For even flakier pastries you can instead go for the more traditional route as for croissants but to be honest this short-cut approach for Kouign-Amann works wonderfully.
Tins or rings?
These can be baked in small buttered rings or buttered deep muffin tins. Either way, as an extra precaution to prevent the bases burning, you can pop a small piece of greaseproof at the base of each ring or muffin tin hole.
You can even put several of them in one large cake tin if preferred, for a kind of tear-and-share treat, as described below the recipe.
Apple & Cinnamon Kouign-Amann (makes 16 individual ones)
- 300g strong plain flour
- 25g caster sugar
- 1 rounded teaspoon ground cinnamon
- 7g fine sea salt
- 7g easy-blend yeast
- 190ml-210ml water
- 210g fairly firm unsalted butter, cut into small cubes
Spiced sugar mixture:
- 50g caster sugar
- 1 teaspoon fine sea salt
- 1 teaspoon ground cinnamon
- a few slices of dried apples, roughly chopped
To glaze (optional)
- 60ml water
- 4 tablespoons caster sugar
- 1 teaspoon ground cinnamon
(1) For the dough, mix the flour, salt, yeast, cinnamon and caster sugar in a bowl and stir to incorporate. Stir in the chunks of butter and most of the water. Stir gently until it forms a soft dough, adding more water if necessary, taking care not to break up the butter too much.
(2) Cover with clingfilm and leave to chill in the fridge for up to a couple of hours: it will rise a little during this time, which kick-starts flavour development, but the chilling ensures the dough is firm enough to roll out easily. Turn onto a lightly floured surface and gently pat the air out of the dough.
(3) Roll out to a rectangle about 15cm by 45cm, or a bit larger. To be honest you can simply roll it out to a long and thin rectangle. Lift the bottom third into the centre and then the top third over this. Give the dough a quarter turn and then repeat this process: this is now 2 turns completed. If the dough is resisting at all when you roll it out a second time, or if the butter seems to be softening too much, chill the dough for 30 minutes or so.

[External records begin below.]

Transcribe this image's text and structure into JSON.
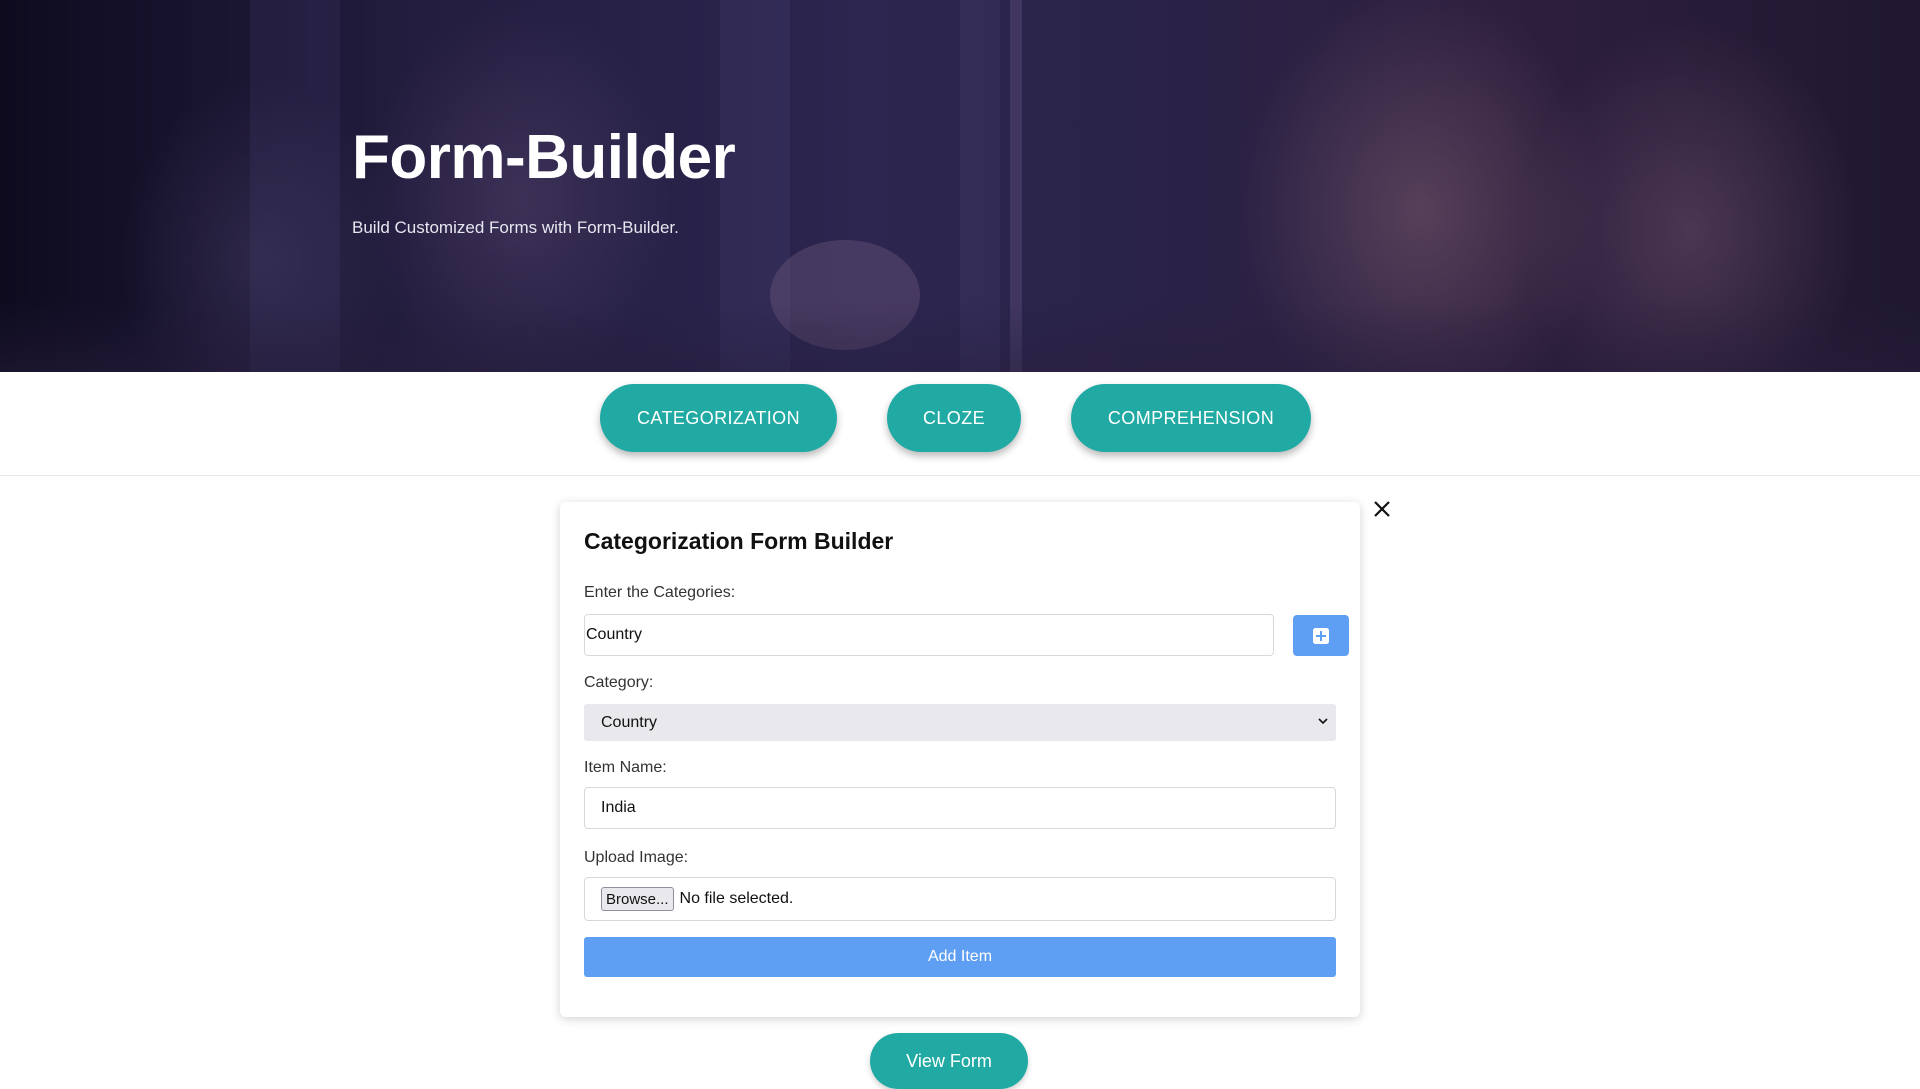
{
  "hero": {
    "title": "Form-Builder",
    "subtitle": "Build Customized Forms with Form-Builder."
  },
  "tabs": [
    {
      "label": "CATEGORIZATION"
    },
    {
      "label": "CLOZE"
    },
    {
      "label": "COMPREHENSION"
    }
  ],
  "form": {
    "title": "Categorization Form Builder",
    "categories_label": "Enter the Categories:",
    "categories_value": "Country",
    "add_category_icon": "plus-square-icon",
    "category_label": "Category:",
    "category_selected": "Country",
    "item_name_label": "Item Name:",
    "item_name_value": "India",
    "upload_label": "Upload Image:",
    "browse_label": "Browse...",
    "file_status": "No file selected.",
    "add_item_label": "Add Item",
    "close_icon": "close-icon"
  },
  "view_form_label": "View Form",
  "colors": {
    "teal": "#21aaa3",
    "blue": "#5f9ff3",
    "select_bg": "#e9e9ed"
  }
}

(4) Cover with clingfilm and chill for several hours or overnight: this is important for flavour development, as well as for relaxing the dough which makes it easier to roll out.
(5) For the spiced sugar mixture, mix the sugar, cinnamon and salt together. Rotate and roll out the dough again, and sprinkle over most of the sugar mixture. Fold as before.
(6) Roll out the dough fairly thinly and trim the edges to form a square a little more than 32m by 32cm. If you find the sugar is making the dough layers slide, making it harder to roll out, place the dough in the fridge for about 15 minutes: a bit of the sugar will start to dissolve just enough to help it roll out. NB: don’t chill it too long, otherwise the sugar will melt too much and you get a very sticky dough.
(7) Sprinkle half of the remaining sugar mixture on top of the dough. Carefully flip the dough over and sprinkle the rest of the sugar mixture over: this will give you a good level of caramelisation while they bake.
(8) Cut into squares about 8cm by 8cm and place some of the apple on top. Gently pinch together the opposite corners of each and push these carefully into the buttered tins: see Tins or rings? above. Cover and leave to rise at coolish room temperature for an hour or two until puffy.
(9) Towards the end of the proving, preheated the oven to 200C(fan). When the oven is at temperature, pop the tins in the oven and immediately turn the temperature down to 180C (fan). Bake for about 20-25 minutes until the tops are a very deep golden.
(10) If you want a glaze, heat the water, sugar and cinnamon gently until the sugar has dissolved. Bring to the boil and simmer for about 10 minutes until it reduces and goes a little syrupy.
(11) Carefully remove the Kouign-Amanns from the tins while they are still hot (if you leave them to cool in the tin they will stick) and place them onto a cooling rack. Brush the syrup liberally over each hot Kouign-Amann, if using. Leave to cool and devour without any shame whatsoever!